Where are we expected to win most medals?
- Swimming: At the Gold Coast pool, Australia set a fresh high-water mark with 28 gold, including five to Mitch Larkin and four to Emma McKeon, among 73 swimming medals. McKeon also won four Olympic golds in Tokyo last year. The swim team includes champs Ariarne Titmus, Kaylee McKeown and Zac Stubblety-Cook.
- Cycling: Aussie cyclists won 14 Commonwealth golds four years ago but track cycling is rebuilding after a Tokyo Olympics that returned just one bronze medal. Road cycling squads for Birmingham look strong and could well repeat their sweep of the four gold medals on the Gold Coast, with sprint ace Caleb Ewan, time-trial star Rohan Dennis and the in-form Grace Brown as headliners.

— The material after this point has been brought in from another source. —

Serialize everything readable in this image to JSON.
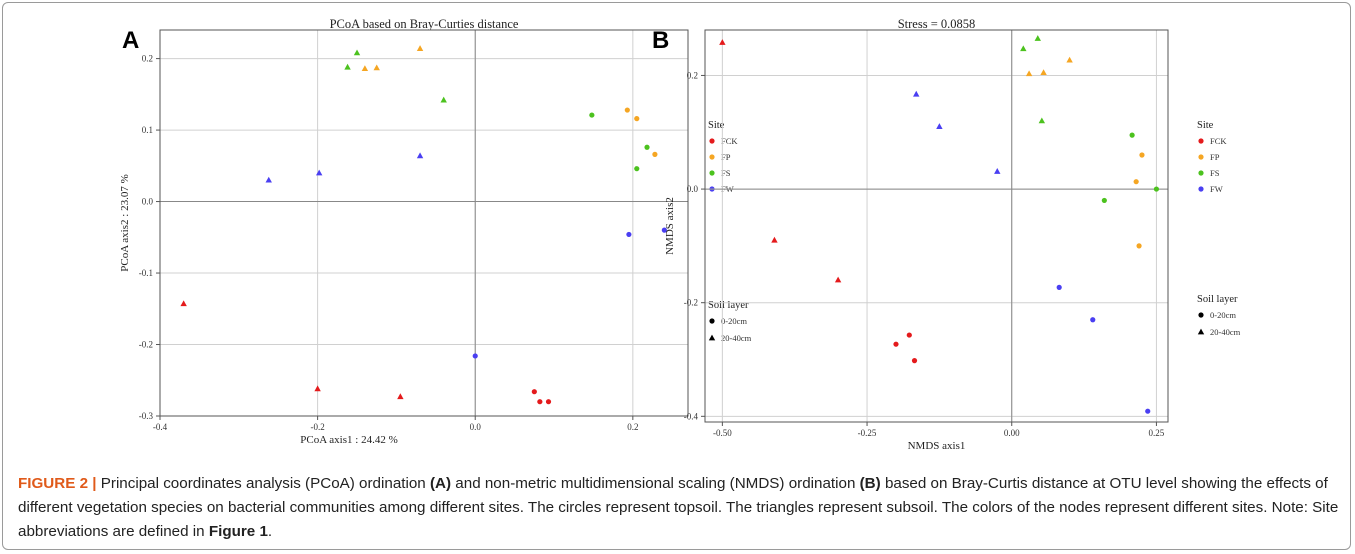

- Track and field: In 2018, we collected 13 gold medals. This time, expectations are somewhat tempered for an 85-strong athletics team. Peter Bol will lead Australia’s charge on the track, the field should produce medallists such as Matt Denny in the discus, pole vaulter Kurtis Marschall and high jumper Brandon Starc.
- Special mention from the recent World Championships in Oregon: Kelsey-Lee Barber in the javelin and Eleanor Patterson in the high jump won gold, and bronze went to pole vaulter Nina Kennedy.
- Men’s and women’s cricketers, basketballers, lawn bowlers, hockey and beach volleyball players are also among gold medal favourites.
- Gymnastics, shooting, squash, table tennis and triathlon loom as genuine shots to help Australia retain its reputation as the Commonwealth’s sporting power.